A series of low-valent iron complexes that feature a phosphine-substituted α-diimine (DI) ligand have been synthesized. Reduction of (^Ph2PPrDI)FeBr₂ with an excess of Na/Hg in the presence of carbon monoxide afforded the corresponding dicarbonyl complex, (^Ph2PPrDI)Fe(CO)₂. Through multinuclear NMR and single crystal X-ray diffraction analysis, this complex was found to possess a 3-coordinate DI ligand. Upon heating for 10 days at 110 °C while applying intermittent vacuum, (^Ph2PPrDI)Fe(CO)₂ was successfully converted to the corresponding monocarbonyl complex, (^Ph2PPrDI)Fe(CO), which was found to feature a tetradentate chelate. Similar reactivity was explored using the analogous bis(tert-butyl)phosphine-substituted ligand, ^tBu2PPrDI. Addition of this chelate to FeBr₂ afforded (^tBu2PPrDI)FeBr₂, and subsequent reduction yielded (^tBu2PPrDI)FeBr, which was found to possess a tridentate DI ligand by single crystal X-ray diffraction.

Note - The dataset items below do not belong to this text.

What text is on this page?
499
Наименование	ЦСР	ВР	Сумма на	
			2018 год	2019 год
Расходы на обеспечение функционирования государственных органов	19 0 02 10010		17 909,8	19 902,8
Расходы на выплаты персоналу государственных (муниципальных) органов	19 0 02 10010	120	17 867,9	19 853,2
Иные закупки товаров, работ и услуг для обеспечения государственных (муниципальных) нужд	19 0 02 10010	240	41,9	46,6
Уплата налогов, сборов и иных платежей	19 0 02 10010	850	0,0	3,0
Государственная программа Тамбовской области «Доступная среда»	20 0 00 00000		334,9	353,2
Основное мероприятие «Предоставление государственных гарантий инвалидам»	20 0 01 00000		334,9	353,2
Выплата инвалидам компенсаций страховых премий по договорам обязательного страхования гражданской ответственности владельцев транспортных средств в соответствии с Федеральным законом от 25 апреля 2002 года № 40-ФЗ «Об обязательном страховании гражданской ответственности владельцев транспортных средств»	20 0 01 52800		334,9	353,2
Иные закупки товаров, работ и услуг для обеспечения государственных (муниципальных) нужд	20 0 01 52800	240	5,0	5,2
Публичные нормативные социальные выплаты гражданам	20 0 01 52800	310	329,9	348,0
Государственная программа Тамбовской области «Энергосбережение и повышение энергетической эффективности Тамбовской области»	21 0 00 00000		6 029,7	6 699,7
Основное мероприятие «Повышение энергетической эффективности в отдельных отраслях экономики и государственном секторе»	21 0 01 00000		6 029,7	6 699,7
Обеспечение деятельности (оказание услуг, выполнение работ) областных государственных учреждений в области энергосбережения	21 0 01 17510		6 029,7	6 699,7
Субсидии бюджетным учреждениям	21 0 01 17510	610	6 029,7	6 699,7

Performing the reduction of (^tBu2PPrDI)FeBr₂ in the presence of CO afforded the corresponding dicarbonyl complex, (^tBu2PPrDI)Fe(CO)₂. Like aryl-substituted (^Ph2PPrDI)Fe(CO)₂, alkyl-substituted (^tBu2PPrDI)Fe(CO)₂ was found to feature a pendant phosphine arm. However, heating (^tBu2PPrDI)Fe(CO)₂ under vacuum did not allow for phosphine substitution and conversion to the corresponding monocarbonyl complex, highlighting the importance of phosphine π-acidity for substitution and the stabilization of low-valent iron.